That’s according to some new research by Royal Holloway University, which reckons that common people like me just ain’t posh enough to get into supposedly middle-class professions such as law and accountancy.
I think that’s pretty ironic since they’re not interested in what comes out of my mouth or any amount of aptitude I might have for these occupations, but they have a completely different attitude towards what’s in my wallet!
Carried out by the university on behalf of the Social Mobility and Child Poverty Commission, the study reveals a stark truth about the social divisions that are being perpetuated by some employers, knock the wind out of the sails of some aspirational young people and, ultimately, damage our economy by discounting talented candidates before they even have a chance to apply.
The study found that, despite attempts to improve social inclusion over the past 10 to 15 years, elite firms continue to be heavily dominated by people from privileged social backgrounds. And that such firms are, ‘systematically excluding bright working-class applicants’ from their workforces.
Not a week goes past when I don’t get a dozen emails and phone calls from financial consultants, lawyers, accountants, and other well-spoken spivs trying to relieve me of some of my hard-earned cash.
Usually my attitude to this kind of thing is to ignore it and stick to my mantra that if you work hard in whatever you do you will succeed. But listen to the Public School accents floating across City bars and restaurants of a lunchtime and evidence that this isn’t exactly true is in abundance for all to hear.
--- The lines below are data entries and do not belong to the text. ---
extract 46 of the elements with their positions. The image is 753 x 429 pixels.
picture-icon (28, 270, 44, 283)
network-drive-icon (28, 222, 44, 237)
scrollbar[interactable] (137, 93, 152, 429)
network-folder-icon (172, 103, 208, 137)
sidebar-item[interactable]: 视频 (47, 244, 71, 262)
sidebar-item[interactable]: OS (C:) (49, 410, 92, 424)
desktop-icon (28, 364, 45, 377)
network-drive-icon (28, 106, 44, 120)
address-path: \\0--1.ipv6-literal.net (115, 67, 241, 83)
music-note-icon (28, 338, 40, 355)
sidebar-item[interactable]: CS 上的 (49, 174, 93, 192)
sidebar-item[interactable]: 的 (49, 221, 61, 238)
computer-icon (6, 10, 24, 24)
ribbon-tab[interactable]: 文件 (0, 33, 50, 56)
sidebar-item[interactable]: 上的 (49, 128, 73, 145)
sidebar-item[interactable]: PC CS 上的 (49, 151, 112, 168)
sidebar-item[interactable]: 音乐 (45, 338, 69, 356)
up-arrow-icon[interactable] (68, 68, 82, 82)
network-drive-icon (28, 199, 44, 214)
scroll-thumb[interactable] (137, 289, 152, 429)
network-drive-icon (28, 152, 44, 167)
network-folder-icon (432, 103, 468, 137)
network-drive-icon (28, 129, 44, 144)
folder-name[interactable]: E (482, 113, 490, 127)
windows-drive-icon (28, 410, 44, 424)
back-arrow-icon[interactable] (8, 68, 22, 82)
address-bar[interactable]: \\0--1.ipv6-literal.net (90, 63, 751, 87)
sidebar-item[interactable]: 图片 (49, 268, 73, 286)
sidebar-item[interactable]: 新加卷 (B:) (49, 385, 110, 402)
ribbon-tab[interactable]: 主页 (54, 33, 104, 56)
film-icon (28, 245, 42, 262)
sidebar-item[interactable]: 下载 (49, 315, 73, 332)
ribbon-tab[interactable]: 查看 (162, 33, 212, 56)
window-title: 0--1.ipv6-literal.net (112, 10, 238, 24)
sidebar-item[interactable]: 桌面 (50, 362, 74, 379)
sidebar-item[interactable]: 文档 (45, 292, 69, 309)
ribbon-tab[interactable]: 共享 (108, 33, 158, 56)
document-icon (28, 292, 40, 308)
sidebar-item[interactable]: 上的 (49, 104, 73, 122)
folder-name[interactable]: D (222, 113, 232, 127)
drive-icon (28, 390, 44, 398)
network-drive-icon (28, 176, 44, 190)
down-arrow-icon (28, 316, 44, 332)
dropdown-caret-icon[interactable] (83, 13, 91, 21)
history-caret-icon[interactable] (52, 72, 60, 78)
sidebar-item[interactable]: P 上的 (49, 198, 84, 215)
Don’t get me wrong, I have no beef with people whose families can afford £30,000 a year per child to go to the right school; quite the opposite in fact. I believe in aspiration. But something has got to be rotten when we preach equality so publicly, but in private commit such terrible prejudices, and compound them, generation after generation.
And that brings me onto my most hated ‘Blairite’ policy of ‘university at all costs’, where good kids were brainwashed into believing that university would lead to a good job and career, by the same people who, once they graduated, blocked them from getting the very jobs they had dangled in front of them in the first place.
Sometimes it’s hard to believe we live in a meritocracy!